After the End(67)
“Great.” There will be a to-do list on Alison’s desk. Upgrade for Mr. & Mrs. Runcliffe, download e-learning package, see how Pip’s doing. “Tick!”
“Sorry?”
“Nothing. How are you?”
“Bit fragile, to be honest. Dinner at Phoebe and Craig’s, and you know how they drink. Fiona was pissed before the starter and—” She breaks off.
They were carrying on without us. As if we’d never happened.
“It was a last-minute thing,” Alison tries. “We didn’t think you’d . . .”
“It’s fine. I’m fine.” I say an abrupt goodbye and put down the phone. I turn off the ringer, watching Alison—Isaac & Toby flash up silently a dozen times before it stops. It was a club, I realise. Membership cards issued along with the babies. And now our names have been taken off the list. Three years’ membership invalidated by nine months without my son.
I look at my spotless kitchen, at the pile of books to be returned to the library. I think of everything I fit into my day—the cleaning, the cooking, the ten thousand steps I can do before lunch—and how empty the week still feels. How I’m simply killing time until Max comes home. And I realise it’s time to go back to work.
twenty-nine
Max
2016
You can’t leave me.” Please don’t leave me. “Not after everything we’ve been through.”
“You left me.” Pip is still crying, but her voice is hard. She has never forgiven me.
“That was different. Dylan was . . . It was temporary.” Those weeks in a hotel are a blur to me now, like a movie I watched too long ago to remember. All I know is that I never once thought that my marriage was over; just that I couldn’t share a bed with someone whose decision I was fighting through the courts. I never stopped loving Pip, even when I hated her. I never thought she stopped loving me.
“Would you have come back if the court order had been granted?”
If Dylan had died? I think of the man I was four years ago, of the precarious state of my marriage back then. “I don’t know,” I say honestly. It is impossible to imagine life any other way.
“We stayed together because of Dylan.”
My stomach tightens. She means it. She’s really leaving me.
“But Dylan’s gone, and we’ve said goodbye to him, and now it’s time to move on.” Her brow is furrowed, like she’s in pain, and I think, If this is physically hurting you, why are you doing it?
I cross the room, get down on my knees, and put my hands around hers, but she pushes me off and stands up, leaving me on the floor. “Pip, please. I love you, and I know you love me.”
She looks out of the window, her back to me, and even though I can’t see her face I know what she’s going to say.
“It was the wrong thing to do.”
After the court ruling, Pip went to the hospital. I found her outside, sitting on the bench beneath the oak tree. She started talking before I reached her, fast and loud, as though she wanted the words out of the way.
“I don’t agree, I will never agree, but if you’re taking Dylan to America then I’m coming too, and I don’t want to ever talk about the court case, or who was right and who was wrong—I don’t want to waste any more time not being with Dylan.”

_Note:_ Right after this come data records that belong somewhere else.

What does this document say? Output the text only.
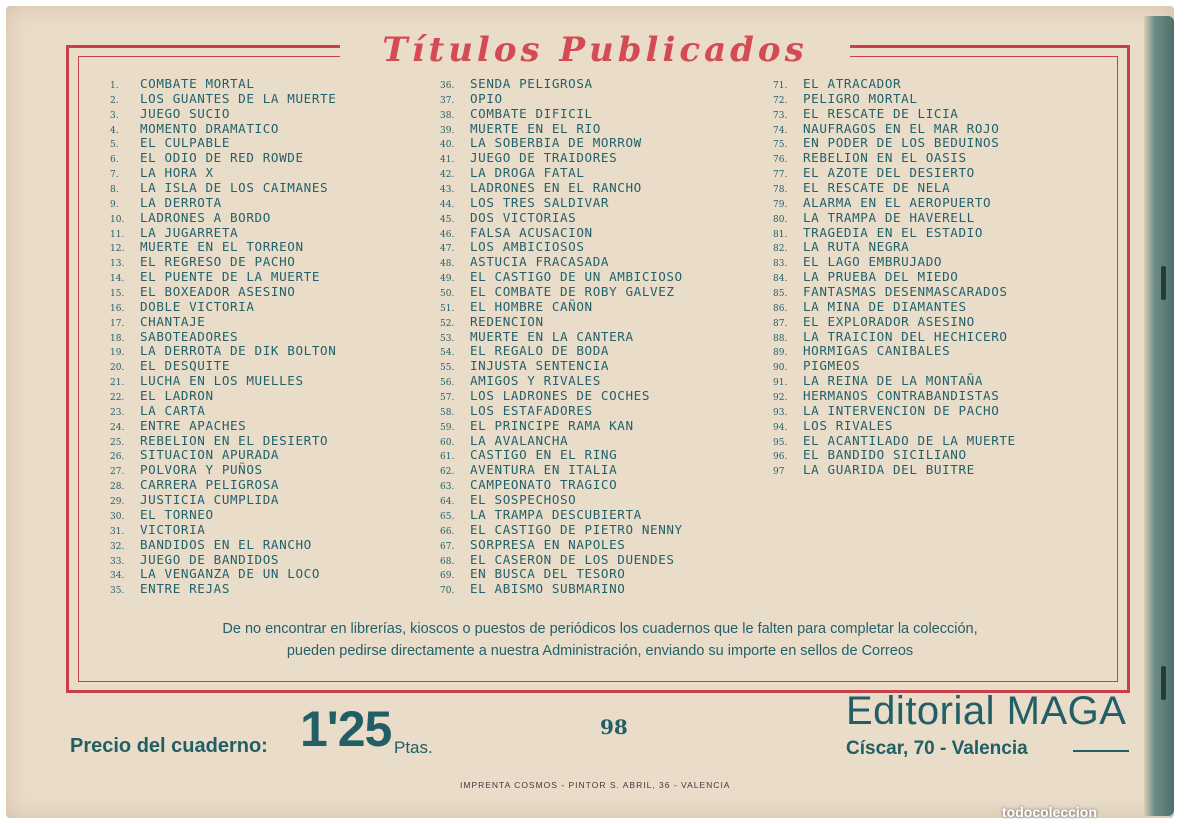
Títulos Publicados
1. COMBATE MORTAL
2. LOS GUANTES DE LA MUERTE
3. JUEGO SUCIO
4. MOMENTO DRAMATICO
5. EL CULPABLE
6. EL ODIO DE RED ROWDE
7. LA HORA X
8. LA ISLA DE LOS CAIMANES
9. LA DERROTA
10. LADRONES A BORDO
11. LA JUGARRETA
12. MUERTE EN EL TORREON
13. EL REGRESO DE PACHO
14. EL PUENTE DE LA MUERTE
15. EL BOXEADOR ASESINO
16. DOBLE VICTORIA
17. CHANTAJE
18. SABOTEADORES
19. LA DERROTA DE DIK BOLTON
20. EL DESQUITE
21. LUCHA EN LOS MUELLES
22. EL LADRON
23. LA CARTA
24. ENTRE APACHES
25. REBELION EN EL DESIERTO
26. SITUACION APURADA
27. POLVORA Y PUÑOS
28. CARRERA PELIGROSA
29. JUSTICIA CUMPLIDA
30. EL TORNEO
31. VICTORIA
32. BANDIDOS EN EL RANCHO
33. JUEGO DE BANDIDOS
34. LA VENGANZA DE UN LOCO
35. ENTRE REJAS
36. SENDA PELIGROSA
37. OPIO
38. COMBATE DIFICIL
39. MUERTE EN EL RIO
40. LA SOBERBIA DE MORROW
41. JUEGO DE TRAIDORES
42. LA DROGA FATAL
43. LADRONES EN EL RANCHO
44. LOS TRES SALDIVAR
45. DOS VICTORIAS
46. FALSA ACUSACION
47. LOS AMBICIOSOS
48. ASTUCIA FRACASADA
49. EL CASTIGO DE UN AMBICIOSO
50. EL COMBATE DE ROBY GALVEZ
51. EL HOMBRE CAÑON
52. REDENCION
53. MUERTE EN LA CANTERA
54. EL REGALO DE BODA
55. INJUSTA SENTENCIA
56. AMIGOS Y RIVALES
57. LOS LADRONES DE COCHES
58. LOS ESTAFADORES
59. EL PRINCIPE RAMA KAN
60. LA AVALANCHA
61. CASTIGO EN EL RING
62. AVENTURA EN ITALIA
63. CAMPEONATO TRAGICO
64. EL SOSPECHOSO
65. LA TRAMPA DESCUBIERTA
66. EL CASTIGO DE PIETRO NENNY
67. SORPRESA EN NAPOLES
68. EL CASERON DE LOS DUENDES
69. EN BUSCA DEL TESORO
70. EL ABISMO SUBMARINO
71. EL ATRACADOR
72. PELIGRO MORTAL
73. EL RESCATE DE LICIA
74. NAUFRAGOS EN EL MAR ROJO
75. EN PODER DE LOS BEDUINOS
76. REBELION EN EL OASIS
77. EL AZOTE DEL DESIERTO
78. EL RESCATE DE NELA
79. ALARMA EN EL AEROPUERTO
80. LA TRAMPA DE HAVERELL
81. TRAGEDIA EN EL ESTADIO
82. LA RUTA NEGRA
83. EL LAGO EMBRUJADO
84. LA PRUEBA DEL MIEDO
85. FANTASMAS DESENMASCARADOS
86. LA MINA DE DIAMANTES
87. EL EXPLORADOR ASESINO
88. LA TRAICION DEL HECHICERO
89. HORMIGAS CANIBALES
90. PIGMEOS
91. LA REINA DE LA MONTAÑA
92. HERMANOS CONTRABANDISTAS
93. LA INTERVENCION DE PACHO
94. LOS RIVALES
95. EL ACANTILADO DE LA MUERTE
96. EL BANDIDO SICILIANO
97 LA GUARIDA DEL BUITRE
De no encontrar en librerías, kioscos o puestos de periódicos los cuadernos que le falten para completar la colección,
pueden pedirse directamente a nuestra Administración, enviando su importe en sellos de Correos
Precio del cuaderno: 1'25 Ptas.
98	Editorial MAGA
Císcar, 70 - Valencia
IMPRENTA COSMOS - PINTOR S. ABRIL, 36 - VALENCIA
todocoleccion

We flew to Houston the following week, in an eight-seater chartered air ambulance that would have felt like the height of luxury, had it not been for the medical crew, intensive care bed, and oxygen tanks required to keep Dylan alive. Dr. Sanders’s team met us at the airport with an ambulance, and twenty minutes later Dylan was under the care of Houston ProTherapy. And Pip had been true to her word. No recriminations—not even when another bout of pneumonia put Dylan back on a ventilator—no what-might-have-beens. Pip and I stood shoulder-to-shoulder, for the six months we spent in Houston, and for the years since.
Until now.
It was the wrong thing to do.
I scramble to my feet. “How can you say that?” I don’t mean to raise my voice, but it doesn’t comply. “We had three years we would never have had. He lived for three more years!”
“On his birthday,” she says, so quietly I can barely hear, “you and I ate cake and drank champagne. Dylan had synthetic milk through a feeding tube.”
My hands, loose by my sides, start to tremble. I fold them into fists, and the tremor moves to my elbows.
“When other kids get colds, they get Calpol. Dylan got suction, catheters, nebulizers, inhalers, antibiotics, seizures.” Her voice is rising. “Morphine when he was in pain.”
“Hardly ever—”
“Too often!” Pip spins round to look at me. “He had seventeen different types of medication. Every. Single. Day.”
“They kept him alive—”
“That wasn’t a life!” She screams like she’s being attacked, like there’s no one for miles, like she needs the whole world to hear.
And then she leaves.
Part of me has been waiting for this day for three years. Throughout all the arguments—all the loaded looks and recriminations—I’d kidded myself that Pip stayed because, underneath it all, we had something worth fighting for. Only it wasn’t about us, was it? She stayed for Dylan.